Guenzburger Zeitung

Der stille Protest der Friseure

Mit Kamm, Schere und Grablicht demonstrie­ren Vertreter des Handwerks auch aus dem Landkreis Günzburg in Memmingen. Rund 200 Menschen kamen, um auf die vielen Probleme der Branche aufmerksam zu machen

- VON REBEKKA JAKOB

Memmingen/Günzburg Barbara Ciannarell­i mag eigentlich gar keine Demonstrat­ionen. Dass sie in diesem Moment trotzdem dort steht, im Schnee vor der Stadthalle Memmingen, will also eine Menge heißen. Die Neu-Ulmerin hat Schilder gebastelt, die sie jetzt über der Winterjack­e auf Brust und Rücken trägt. „Friseure machen aufmerksam“, steht darauf zu lesen.

Aufmerksam machen auf die Lage ihrer Branche: Das ist der Grund, warum die Innungsobe­rmeisterin der Friseurinn­ung NeuUlm/Günzburg über ihren Schatten gesprungen ist und zum ersten Mal demonstrie­rt. Für ihre Berufskoll­egen, für ihre Mitarbeite­r, für ihre Kunden. Und dafür, dass die Friseurläd­en so schnell wie möglich wieder aufmachen dürfen. Ein Ziel dafür haben sie und ihre Kollegen auch vor Augen: Der 1. Februar soll es sein.
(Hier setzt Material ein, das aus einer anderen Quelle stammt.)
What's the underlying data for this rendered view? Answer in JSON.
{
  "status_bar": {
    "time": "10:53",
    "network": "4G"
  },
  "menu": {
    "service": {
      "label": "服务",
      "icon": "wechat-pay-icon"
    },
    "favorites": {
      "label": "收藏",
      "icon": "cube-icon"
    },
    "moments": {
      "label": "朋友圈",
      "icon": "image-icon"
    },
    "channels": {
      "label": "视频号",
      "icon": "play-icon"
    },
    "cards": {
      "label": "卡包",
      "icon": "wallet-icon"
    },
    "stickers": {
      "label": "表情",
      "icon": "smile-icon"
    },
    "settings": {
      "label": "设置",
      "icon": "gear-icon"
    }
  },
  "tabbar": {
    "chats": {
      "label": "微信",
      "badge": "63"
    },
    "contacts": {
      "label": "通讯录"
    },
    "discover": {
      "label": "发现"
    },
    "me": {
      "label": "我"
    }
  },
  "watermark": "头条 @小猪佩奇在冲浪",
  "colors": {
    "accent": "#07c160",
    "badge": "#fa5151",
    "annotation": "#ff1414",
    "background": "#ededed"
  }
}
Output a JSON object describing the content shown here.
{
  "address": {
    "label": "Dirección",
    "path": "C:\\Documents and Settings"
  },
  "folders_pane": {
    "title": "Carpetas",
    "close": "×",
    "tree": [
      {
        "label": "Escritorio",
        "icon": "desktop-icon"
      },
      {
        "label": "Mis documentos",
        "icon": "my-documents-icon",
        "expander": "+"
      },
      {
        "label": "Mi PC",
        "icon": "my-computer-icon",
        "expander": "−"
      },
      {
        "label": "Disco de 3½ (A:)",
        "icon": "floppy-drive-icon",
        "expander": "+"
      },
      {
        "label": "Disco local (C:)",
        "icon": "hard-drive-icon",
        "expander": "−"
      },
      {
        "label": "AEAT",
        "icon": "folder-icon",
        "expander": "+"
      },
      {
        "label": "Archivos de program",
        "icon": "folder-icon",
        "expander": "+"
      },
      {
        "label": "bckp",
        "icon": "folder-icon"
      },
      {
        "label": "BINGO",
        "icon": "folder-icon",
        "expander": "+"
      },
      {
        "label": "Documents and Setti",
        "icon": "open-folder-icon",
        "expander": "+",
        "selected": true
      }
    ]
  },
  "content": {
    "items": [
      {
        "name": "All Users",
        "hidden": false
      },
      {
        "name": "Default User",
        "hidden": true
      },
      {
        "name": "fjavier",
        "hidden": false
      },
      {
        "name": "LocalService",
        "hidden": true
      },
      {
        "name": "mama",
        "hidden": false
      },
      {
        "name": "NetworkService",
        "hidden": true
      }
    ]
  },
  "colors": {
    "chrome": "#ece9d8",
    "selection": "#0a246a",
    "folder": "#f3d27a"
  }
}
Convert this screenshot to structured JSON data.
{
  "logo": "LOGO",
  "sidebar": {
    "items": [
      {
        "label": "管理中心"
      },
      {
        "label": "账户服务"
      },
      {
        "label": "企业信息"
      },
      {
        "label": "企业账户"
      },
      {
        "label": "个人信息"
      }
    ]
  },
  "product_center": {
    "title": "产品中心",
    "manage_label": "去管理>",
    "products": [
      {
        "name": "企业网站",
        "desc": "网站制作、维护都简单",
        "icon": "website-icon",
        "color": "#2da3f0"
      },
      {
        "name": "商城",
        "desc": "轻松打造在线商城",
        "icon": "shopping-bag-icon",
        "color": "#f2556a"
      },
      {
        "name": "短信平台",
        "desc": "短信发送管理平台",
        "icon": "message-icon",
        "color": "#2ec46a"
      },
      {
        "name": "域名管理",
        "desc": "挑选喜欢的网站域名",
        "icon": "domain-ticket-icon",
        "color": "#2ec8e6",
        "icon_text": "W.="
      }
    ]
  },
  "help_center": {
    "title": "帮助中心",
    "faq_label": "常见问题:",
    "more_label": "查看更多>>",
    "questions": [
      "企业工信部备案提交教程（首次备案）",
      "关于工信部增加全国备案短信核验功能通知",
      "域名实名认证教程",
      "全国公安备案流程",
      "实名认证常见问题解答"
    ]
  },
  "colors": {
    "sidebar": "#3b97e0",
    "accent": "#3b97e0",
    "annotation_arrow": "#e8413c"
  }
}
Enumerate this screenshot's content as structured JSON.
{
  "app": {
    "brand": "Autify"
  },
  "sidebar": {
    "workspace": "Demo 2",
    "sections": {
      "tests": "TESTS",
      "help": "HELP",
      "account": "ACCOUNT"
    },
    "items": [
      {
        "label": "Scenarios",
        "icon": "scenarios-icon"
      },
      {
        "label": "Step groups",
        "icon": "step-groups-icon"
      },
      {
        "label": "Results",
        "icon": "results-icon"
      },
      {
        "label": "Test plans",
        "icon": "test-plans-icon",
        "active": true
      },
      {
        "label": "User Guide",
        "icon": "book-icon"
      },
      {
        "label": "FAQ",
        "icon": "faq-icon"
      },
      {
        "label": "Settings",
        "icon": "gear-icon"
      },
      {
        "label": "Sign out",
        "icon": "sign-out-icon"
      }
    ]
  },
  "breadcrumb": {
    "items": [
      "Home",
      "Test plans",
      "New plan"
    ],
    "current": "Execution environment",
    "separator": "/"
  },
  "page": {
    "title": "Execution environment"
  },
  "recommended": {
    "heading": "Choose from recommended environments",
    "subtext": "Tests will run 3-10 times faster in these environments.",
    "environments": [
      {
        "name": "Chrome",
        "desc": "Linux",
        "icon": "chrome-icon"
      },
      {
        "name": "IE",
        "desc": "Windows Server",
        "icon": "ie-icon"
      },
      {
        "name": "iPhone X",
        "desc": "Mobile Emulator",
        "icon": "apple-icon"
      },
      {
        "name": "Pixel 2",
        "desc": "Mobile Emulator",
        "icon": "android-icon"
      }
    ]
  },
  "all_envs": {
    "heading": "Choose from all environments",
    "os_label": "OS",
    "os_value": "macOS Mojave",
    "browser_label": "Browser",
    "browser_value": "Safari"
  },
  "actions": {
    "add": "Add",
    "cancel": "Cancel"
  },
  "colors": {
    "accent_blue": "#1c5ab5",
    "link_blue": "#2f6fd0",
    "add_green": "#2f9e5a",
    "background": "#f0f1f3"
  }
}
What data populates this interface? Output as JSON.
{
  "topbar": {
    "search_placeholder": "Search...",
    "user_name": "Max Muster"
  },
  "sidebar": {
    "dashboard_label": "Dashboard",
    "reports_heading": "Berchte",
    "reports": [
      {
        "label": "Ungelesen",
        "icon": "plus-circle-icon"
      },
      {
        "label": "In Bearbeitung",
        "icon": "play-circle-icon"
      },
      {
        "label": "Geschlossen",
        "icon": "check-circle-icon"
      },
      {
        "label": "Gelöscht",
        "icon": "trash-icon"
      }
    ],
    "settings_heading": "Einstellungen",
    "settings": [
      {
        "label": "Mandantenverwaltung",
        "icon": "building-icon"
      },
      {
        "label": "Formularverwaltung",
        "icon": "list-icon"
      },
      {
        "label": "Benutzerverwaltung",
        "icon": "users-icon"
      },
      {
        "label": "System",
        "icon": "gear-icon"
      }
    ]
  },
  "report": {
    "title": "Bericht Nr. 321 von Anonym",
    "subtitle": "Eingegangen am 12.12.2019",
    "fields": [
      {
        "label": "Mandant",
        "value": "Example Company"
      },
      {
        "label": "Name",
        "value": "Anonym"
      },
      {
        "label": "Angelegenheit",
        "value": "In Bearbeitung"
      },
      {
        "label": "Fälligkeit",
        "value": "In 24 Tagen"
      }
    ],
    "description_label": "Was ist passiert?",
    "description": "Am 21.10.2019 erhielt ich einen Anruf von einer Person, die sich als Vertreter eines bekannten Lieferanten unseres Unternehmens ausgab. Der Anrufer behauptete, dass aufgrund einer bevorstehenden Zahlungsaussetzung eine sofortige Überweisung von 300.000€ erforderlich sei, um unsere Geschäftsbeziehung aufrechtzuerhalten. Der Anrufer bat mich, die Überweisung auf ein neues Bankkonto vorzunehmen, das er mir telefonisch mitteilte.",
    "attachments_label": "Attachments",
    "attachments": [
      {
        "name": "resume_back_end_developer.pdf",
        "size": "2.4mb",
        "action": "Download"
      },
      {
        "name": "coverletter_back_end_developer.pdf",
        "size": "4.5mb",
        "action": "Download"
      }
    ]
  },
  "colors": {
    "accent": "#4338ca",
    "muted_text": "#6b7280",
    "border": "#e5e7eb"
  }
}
Es sind etwa 200 Menschen, die nach Memmingen gekommen sind – Mitglieder der Innung aus den Landkreise­n Neu-Ulm und Günzburg, aber auch aus Memmingen und dem Unterallgä­u. „Wir sind nicht die Einzigen, die heute demonstrie­ren“, sagt Enrico Karrer.

Der Memminger Obermeiste­r war einer der Ideengeber für die Aktion, die am Montagaben­d auch in Sonthofen, Marktoberd­orf und Regensburg Friseure auf die Straße gebracht hat. Es ging recht schnell: Keine Woche vor der Demo entstand die Idee, zwei Tage später bekamen die Innungsmit­glieder die Einladung. Ein leiser und vor allem friedliche­r Protest soll es sein, das hatte sich Karrer gewünscht. Deswegen wurden die Teilnehmer im Vorfeld der Veranstalt­ung dazu aufgerufen, neben ihrem Berufswerk­zeug Kamm und Schere nebst Frisierhoc­ker auch einen Meterstab und eine Maske für die nötigen Sicherheit­sabstände mitzubring­en. Und ein Grablicht, das symbolisie­ren soll: Hier könnten bald die Lichter ganz ausgehen.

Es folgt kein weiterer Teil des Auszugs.